I was truly expecting a diagnosis possibly of pneumonia. I had the respiratory symptoms and as a physician working with sick children, certainly was exposed to various viruses. I had a chest X-ray and blood work done. Then, because of the X-ray results, I was told I needed a lung CT. That was a little concerning, but I would not say I was overly suspicious even at that point. The results of the CT were apparently confusing as it was initially read as a large pneumonia. The true findings became apparent after the official reading from the radiologist. I was referred for hospital admission. I would say I never experienced any denial, having been given my CT results to view for myself. However, I was definitely shocked. I had truly thought if I was ever diagnosed with cancer it would be breast (family history) or skin (family history and being very fair skinned).

Did your time as a physician prepare you for your diagnosis or treatment?

I would say being a physician was helpful with the diagnosis and the treatment. But nothing can prepare you really for your first bronchoscopy and first thoracentesis. The next two weeks were filled with numerous doctor appointments and blood tests and PET/MRI scans and genetic testing (this was new to me). I had to have a port placed so I could receive my chemotherapy. From the day of diagnosis to the first treatment was 11 days. Since my diagnosis was for stage IV adenocarcinoma—but not outside of the chest—there was an urgency to begin all the treatment quickly. I was very fortunate to be PD-L1 positive, which meant I was a candidate for Keytruda. Keytruda is an immunotherapy drug which is given initially with chemotherapy and in some patients given alone.

Tell us about your breakthrough treatment. What is it and what was it like for you to take it?

I received the diagnosis and because of a large, malignant pleural effusion, I was given 4-6 months or possibly 6-9 months (depending on the doctor) to live, unless my genetic testing showed I was a candidate for a targeted therapy or immunotherapy. I was able to start Keytruda, which I think has been the difference in my personal story. I also received five treatments of SBRT (radiation) when I completed the six months of chemotherapy. I am almost at my two-year mark, and from what I have been told, this is incredible. There is nothing lucky about any of this, but I am glad that I was at least diagnosed in a time of rapidly expanding medical options and treatment that is individually determined.

What is life like for you now?

I am currently doing well. I have a PET scan done every three months to check on my status and so far, there has been no progression. The large tumor shrank by half and is currently inactive. The malignant effusion and pleural metastases resolved and my involved lymph nodes decreased to normal size. I receive Keytruda as an injection every three weeks. In my house, this is referred to as my “spa day.” I actually don’t mind going! 

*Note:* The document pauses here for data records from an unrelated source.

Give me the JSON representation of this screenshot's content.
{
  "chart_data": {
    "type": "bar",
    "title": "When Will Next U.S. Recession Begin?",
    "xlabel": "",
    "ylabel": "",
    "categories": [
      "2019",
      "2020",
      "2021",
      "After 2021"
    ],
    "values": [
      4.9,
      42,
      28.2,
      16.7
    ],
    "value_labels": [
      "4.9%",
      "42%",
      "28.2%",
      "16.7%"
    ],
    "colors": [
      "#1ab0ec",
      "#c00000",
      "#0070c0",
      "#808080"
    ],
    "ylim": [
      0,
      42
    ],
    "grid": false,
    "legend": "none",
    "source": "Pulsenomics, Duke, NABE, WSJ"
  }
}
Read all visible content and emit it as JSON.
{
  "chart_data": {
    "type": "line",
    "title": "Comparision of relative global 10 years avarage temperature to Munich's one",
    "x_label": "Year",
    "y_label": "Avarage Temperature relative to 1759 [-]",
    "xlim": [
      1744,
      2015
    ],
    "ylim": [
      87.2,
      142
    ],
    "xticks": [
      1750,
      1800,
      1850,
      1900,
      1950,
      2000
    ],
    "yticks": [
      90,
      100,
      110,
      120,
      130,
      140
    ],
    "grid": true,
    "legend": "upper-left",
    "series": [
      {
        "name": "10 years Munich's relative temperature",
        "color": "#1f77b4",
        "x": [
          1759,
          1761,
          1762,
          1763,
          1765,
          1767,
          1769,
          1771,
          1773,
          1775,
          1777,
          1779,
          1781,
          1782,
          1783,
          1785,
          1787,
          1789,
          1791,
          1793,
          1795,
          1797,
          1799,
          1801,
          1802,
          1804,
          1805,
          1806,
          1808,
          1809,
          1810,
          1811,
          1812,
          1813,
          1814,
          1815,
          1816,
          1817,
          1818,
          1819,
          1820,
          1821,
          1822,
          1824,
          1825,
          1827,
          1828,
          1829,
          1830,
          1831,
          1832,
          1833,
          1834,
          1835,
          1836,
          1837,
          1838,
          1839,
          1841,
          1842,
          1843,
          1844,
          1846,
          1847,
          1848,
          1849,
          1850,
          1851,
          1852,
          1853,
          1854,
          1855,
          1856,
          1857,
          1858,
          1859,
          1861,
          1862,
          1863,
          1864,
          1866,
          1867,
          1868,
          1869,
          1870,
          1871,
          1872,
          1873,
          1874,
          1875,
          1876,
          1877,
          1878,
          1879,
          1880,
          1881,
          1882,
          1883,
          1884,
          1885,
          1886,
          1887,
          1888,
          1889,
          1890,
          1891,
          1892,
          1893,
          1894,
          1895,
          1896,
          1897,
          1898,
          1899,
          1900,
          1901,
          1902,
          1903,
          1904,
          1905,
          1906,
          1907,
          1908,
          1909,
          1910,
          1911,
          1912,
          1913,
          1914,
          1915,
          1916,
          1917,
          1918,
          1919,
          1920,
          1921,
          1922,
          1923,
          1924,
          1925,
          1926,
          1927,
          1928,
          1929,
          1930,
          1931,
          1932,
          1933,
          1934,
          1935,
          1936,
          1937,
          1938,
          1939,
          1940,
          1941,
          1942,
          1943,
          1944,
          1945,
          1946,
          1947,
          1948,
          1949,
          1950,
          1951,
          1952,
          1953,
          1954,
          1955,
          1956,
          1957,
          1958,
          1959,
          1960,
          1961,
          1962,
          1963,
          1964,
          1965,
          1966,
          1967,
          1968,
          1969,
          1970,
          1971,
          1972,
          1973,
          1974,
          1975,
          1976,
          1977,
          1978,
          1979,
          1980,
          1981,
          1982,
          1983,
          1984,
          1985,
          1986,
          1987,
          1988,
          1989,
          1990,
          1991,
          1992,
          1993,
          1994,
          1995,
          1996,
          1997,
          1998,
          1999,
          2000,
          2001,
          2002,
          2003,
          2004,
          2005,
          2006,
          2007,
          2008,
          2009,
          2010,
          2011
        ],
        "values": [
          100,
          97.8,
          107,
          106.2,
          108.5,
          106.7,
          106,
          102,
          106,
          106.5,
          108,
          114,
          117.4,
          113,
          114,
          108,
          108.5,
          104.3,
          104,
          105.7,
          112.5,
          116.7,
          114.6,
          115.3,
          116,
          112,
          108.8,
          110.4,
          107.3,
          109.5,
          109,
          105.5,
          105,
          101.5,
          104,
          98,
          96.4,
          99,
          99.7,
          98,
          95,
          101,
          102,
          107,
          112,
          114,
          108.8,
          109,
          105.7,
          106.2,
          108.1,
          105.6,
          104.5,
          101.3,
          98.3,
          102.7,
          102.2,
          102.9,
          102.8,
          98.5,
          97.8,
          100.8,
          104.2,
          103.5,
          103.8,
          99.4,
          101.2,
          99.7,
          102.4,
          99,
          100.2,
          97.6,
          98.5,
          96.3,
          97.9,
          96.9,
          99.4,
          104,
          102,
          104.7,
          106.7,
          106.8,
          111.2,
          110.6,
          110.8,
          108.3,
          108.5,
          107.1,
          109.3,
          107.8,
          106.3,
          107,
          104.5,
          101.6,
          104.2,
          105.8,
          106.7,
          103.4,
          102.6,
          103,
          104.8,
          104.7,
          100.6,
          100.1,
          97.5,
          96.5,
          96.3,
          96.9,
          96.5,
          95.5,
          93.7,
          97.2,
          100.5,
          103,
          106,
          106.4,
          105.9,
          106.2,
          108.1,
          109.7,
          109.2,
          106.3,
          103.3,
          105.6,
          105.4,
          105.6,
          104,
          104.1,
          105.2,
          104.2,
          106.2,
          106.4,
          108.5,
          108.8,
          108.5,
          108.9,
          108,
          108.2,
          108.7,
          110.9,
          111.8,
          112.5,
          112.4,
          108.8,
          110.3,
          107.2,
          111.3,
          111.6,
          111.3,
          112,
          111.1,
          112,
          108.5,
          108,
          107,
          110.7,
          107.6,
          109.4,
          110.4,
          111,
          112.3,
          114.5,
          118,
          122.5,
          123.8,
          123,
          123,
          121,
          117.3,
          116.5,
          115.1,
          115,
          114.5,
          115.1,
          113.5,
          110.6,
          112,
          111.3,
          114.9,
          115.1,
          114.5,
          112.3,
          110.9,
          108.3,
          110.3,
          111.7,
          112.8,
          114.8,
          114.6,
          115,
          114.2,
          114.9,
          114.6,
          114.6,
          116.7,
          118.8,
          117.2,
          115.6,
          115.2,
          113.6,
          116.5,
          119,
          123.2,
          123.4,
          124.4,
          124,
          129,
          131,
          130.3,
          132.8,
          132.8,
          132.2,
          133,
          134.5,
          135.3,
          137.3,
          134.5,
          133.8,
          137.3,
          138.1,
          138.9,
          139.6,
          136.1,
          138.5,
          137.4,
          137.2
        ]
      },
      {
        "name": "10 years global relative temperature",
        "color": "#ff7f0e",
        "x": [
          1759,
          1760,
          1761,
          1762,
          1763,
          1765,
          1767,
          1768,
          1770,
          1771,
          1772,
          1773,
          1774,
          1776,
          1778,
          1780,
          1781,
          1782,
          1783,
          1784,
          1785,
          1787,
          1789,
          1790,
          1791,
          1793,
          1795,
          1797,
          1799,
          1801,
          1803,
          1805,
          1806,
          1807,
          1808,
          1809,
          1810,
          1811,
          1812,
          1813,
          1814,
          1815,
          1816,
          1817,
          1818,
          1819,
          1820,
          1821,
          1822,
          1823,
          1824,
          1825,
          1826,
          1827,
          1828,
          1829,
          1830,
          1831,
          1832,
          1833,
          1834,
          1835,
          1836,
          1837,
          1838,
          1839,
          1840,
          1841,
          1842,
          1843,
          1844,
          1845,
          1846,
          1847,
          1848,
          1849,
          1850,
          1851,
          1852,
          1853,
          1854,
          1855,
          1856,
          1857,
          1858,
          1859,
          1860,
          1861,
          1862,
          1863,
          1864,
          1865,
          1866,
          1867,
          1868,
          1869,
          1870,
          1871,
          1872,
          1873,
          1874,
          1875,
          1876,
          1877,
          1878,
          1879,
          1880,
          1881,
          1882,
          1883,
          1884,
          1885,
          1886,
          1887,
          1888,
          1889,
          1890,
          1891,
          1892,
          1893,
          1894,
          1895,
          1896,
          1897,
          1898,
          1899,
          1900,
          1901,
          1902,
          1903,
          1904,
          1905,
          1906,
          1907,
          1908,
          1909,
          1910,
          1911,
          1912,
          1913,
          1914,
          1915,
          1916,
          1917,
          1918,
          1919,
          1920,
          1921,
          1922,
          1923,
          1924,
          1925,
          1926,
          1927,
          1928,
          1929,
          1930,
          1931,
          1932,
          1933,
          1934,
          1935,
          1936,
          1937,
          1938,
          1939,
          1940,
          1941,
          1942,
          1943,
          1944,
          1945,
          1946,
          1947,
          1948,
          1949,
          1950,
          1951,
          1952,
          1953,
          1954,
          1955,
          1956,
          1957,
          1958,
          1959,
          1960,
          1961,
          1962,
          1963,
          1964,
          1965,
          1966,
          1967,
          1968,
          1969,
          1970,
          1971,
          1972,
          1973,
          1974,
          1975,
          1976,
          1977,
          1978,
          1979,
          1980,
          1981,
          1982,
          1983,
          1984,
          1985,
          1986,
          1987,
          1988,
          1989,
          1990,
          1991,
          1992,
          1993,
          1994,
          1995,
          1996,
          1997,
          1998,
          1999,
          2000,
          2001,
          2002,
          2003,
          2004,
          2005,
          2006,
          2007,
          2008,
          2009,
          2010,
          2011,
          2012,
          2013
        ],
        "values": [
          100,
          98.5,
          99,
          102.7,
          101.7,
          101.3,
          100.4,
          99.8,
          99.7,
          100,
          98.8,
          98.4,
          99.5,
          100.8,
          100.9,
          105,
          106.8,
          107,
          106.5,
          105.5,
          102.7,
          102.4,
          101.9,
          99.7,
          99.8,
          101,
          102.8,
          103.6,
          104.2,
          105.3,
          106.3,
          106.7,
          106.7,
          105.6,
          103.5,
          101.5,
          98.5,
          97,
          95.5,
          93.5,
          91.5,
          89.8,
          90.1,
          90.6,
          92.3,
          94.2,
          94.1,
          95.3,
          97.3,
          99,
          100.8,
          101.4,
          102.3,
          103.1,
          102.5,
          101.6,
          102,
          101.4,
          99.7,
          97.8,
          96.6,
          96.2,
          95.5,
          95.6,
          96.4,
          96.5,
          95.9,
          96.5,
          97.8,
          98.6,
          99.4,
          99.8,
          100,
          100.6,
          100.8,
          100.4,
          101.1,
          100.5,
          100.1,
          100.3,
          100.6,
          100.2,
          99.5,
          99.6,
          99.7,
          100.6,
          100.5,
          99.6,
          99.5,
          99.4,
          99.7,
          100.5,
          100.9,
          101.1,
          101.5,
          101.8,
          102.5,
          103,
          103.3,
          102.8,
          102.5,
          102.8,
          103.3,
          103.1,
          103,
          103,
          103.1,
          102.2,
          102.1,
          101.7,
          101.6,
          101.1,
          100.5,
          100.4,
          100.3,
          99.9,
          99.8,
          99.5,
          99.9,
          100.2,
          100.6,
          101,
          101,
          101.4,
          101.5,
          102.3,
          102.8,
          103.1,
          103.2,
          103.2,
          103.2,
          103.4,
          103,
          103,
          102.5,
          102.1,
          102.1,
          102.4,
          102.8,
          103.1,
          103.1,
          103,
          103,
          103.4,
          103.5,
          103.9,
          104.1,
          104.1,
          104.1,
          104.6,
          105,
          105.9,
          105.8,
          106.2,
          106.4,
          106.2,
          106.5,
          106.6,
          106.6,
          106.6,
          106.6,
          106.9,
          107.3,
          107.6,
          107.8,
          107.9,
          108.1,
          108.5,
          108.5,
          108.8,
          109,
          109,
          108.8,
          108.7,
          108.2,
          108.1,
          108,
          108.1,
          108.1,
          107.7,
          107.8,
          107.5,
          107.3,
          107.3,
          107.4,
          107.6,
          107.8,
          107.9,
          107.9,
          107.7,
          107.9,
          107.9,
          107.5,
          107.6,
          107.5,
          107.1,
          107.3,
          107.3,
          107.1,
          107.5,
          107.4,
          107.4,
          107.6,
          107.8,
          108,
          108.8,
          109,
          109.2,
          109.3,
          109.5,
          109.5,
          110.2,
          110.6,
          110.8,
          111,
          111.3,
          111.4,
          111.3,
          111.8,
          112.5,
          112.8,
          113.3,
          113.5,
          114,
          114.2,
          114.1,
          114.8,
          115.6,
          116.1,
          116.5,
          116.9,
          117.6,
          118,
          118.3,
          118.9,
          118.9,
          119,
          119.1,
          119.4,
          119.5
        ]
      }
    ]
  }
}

I was diagnosed with cancer at age 61. I made the decision to retire a year ago, although my initial plan was to work for another 5-10 years. Of course, now with the COVID-19 pandemic, I feel this was definitely the appropriate decision for me. I am thankful for each and every day. I wish I could get out and do more and be more productive, but the risk is too great. I stay busy with a wonderful husband and family and hobbies and have been so fortunate to have been blessed with my first two grandchildren since I was diagnosed with lung cancer.

I do hear of people that have been diagnosed with cancer and make the decision to not undergo any treatment!  No, No, No! Life is precious and every day is worth fighting for, so never give up!